SpaceX is arriving at a different scale. With a $1.75 trillion valuation and plans to raise $75 billion in what would be the largest IPO in history, SpaceX is not a startup waiting to prove itself. It is already larger than every current Nasdaq-100 constituent except a handful of the world's most valuable companies.

Fast-Track Rules Take Effect

Nasdaq's updated Fast Entry pathway allows newly listed companies whose market cap ranks in the top 40 of the Nasdaq-100 to be eligible for inclusion as early as their seventh trading day. For SpaceX, that would mean potential index entry by late June.

S&P Dow Jones has proposed a parallel change, defining "megacap" as any company ranking in the top 100 of the S&P Total Market Index by market cap — a threshold SpaceX would meet comfortably. Under the proposal, such companies would be eligible for S&P 500 inclusion without the traditional 12-month seasoning period.

SpaceX IPO Prompts S&P 500 and Nasdaq to Rewrite the Rules — additional image

To prevent an immediate and disruptive weighting spike, both indexes plan to weight SpaceX initially based on a multiple of its float-adjusted market cap. Since SpaceX is selling approximately 4.3% of its shares to the public, the float-adjusted figure would be far lower than the headline valuation, limiting index concentration at launch.

What Index Fund Investors Should Know

The mechanical buying pressure from index rebalancing is expected to generate $15 billion to $30 billion in passive purchases across major S&P and Nasdaq index funds — arriving in waves over months. Nasdaq-100 inclusion is possible within 15 trading days of the IPO, while S&P 500 inclusion under proposed rules would likely occur in late 2026 or early 2027 as SpaceX's float grows through insider sales.

For the roughly 170 million Americans who hold index funds, SpaceX is on track to become a significant passive holding over the next 12 to 18 months — whether they choose to buy it directly or not. Portfolio managers are already modeling the rebalancing pressure, which will force funds to sell proportional amounts of Apple, Microsoft, Nvidia, and other large constituents to make room.

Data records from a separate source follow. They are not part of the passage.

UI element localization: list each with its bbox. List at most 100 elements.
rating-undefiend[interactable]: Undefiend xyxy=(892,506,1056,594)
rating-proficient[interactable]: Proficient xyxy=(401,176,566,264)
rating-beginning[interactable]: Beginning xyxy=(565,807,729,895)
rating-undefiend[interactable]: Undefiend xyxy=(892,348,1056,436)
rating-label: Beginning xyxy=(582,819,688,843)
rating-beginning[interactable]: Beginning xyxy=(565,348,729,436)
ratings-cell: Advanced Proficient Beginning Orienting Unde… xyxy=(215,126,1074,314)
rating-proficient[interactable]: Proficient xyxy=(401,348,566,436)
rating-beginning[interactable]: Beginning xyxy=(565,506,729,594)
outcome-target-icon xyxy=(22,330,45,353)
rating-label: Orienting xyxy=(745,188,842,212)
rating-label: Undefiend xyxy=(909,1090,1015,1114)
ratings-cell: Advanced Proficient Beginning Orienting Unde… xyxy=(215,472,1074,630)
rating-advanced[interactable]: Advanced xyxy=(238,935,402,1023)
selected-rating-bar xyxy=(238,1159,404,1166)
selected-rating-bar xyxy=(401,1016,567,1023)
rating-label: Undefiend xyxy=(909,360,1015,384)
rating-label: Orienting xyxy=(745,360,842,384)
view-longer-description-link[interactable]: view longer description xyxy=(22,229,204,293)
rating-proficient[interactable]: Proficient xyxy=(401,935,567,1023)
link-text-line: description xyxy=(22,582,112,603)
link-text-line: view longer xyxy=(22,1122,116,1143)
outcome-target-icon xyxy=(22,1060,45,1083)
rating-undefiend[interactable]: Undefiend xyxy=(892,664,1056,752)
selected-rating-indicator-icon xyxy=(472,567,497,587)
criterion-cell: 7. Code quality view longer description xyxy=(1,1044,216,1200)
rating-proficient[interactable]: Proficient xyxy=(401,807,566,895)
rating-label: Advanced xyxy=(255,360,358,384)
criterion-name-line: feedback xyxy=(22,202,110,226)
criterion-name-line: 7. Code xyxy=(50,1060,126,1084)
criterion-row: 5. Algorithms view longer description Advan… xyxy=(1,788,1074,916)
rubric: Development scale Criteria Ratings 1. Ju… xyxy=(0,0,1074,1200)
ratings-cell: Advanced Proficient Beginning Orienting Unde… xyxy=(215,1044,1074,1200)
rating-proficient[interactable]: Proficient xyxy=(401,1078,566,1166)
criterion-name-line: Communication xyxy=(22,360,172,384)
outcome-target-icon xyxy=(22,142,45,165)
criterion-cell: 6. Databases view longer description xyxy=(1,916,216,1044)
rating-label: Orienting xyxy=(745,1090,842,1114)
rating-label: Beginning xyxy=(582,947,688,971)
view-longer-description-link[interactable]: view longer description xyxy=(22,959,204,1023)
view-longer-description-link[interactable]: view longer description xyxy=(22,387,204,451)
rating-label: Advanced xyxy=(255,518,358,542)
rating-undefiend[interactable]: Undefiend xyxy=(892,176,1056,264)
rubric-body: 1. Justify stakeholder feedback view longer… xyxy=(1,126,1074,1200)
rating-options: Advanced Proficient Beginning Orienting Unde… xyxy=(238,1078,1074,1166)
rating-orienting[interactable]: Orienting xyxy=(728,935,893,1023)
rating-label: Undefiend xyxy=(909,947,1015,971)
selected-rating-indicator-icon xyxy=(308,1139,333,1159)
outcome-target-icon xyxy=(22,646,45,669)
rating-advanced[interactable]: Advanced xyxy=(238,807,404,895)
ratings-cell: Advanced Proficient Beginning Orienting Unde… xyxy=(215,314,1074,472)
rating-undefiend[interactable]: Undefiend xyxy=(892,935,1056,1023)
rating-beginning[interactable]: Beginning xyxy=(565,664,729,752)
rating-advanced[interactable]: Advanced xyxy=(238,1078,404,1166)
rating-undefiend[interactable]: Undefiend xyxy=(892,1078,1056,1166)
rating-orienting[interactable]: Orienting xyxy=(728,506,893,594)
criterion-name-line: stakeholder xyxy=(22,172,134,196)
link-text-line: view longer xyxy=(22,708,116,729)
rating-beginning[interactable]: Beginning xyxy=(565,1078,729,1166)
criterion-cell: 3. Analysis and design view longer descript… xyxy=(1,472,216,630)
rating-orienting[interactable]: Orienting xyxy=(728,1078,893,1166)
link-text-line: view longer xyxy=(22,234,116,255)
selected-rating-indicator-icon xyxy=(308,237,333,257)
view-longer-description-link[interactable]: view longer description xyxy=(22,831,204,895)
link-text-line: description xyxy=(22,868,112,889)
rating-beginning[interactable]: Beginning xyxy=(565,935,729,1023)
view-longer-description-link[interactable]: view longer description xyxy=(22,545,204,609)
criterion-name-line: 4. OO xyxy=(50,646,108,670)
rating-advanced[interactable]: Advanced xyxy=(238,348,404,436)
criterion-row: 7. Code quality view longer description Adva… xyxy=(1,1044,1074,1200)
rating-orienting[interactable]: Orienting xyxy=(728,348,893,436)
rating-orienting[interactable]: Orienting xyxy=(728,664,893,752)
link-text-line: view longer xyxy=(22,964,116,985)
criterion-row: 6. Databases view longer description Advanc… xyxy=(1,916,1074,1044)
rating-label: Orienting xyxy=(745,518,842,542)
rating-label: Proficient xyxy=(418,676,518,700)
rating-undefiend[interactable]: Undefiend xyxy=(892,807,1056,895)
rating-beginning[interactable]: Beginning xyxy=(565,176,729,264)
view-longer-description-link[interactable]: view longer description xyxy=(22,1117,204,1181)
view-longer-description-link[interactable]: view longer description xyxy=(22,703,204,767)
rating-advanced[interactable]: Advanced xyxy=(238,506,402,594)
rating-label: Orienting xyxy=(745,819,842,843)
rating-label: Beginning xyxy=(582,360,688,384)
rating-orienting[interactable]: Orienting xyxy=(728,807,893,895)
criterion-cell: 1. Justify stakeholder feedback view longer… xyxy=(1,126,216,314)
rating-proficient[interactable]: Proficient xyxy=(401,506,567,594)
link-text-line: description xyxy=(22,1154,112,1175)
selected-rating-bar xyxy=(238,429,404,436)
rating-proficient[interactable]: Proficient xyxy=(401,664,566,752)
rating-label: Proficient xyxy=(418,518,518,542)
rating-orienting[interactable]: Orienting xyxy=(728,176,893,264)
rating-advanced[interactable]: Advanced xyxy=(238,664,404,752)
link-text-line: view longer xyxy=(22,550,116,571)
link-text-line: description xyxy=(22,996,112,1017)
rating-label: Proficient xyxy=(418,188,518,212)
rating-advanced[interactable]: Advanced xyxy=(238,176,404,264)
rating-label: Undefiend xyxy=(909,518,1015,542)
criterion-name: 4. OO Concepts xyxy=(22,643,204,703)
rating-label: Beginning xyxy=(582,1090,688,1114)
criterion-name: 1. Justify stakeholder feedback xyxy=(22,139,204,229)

A Defining Moment for Passive Investing

SpaceX's IPO is not just a test of demand for one company's shares. It is a test of whether the index infrastructure underpinning trillions of dollars in passive capital can adapt to companies that arrive already enormous.

The rule changes enacted by Nasdaq and proposed by S&P Dow Jones represent a structural evolution in how public markets price and distribute newly listed giants — and SpaceX is the reason those rules are being rewritten now.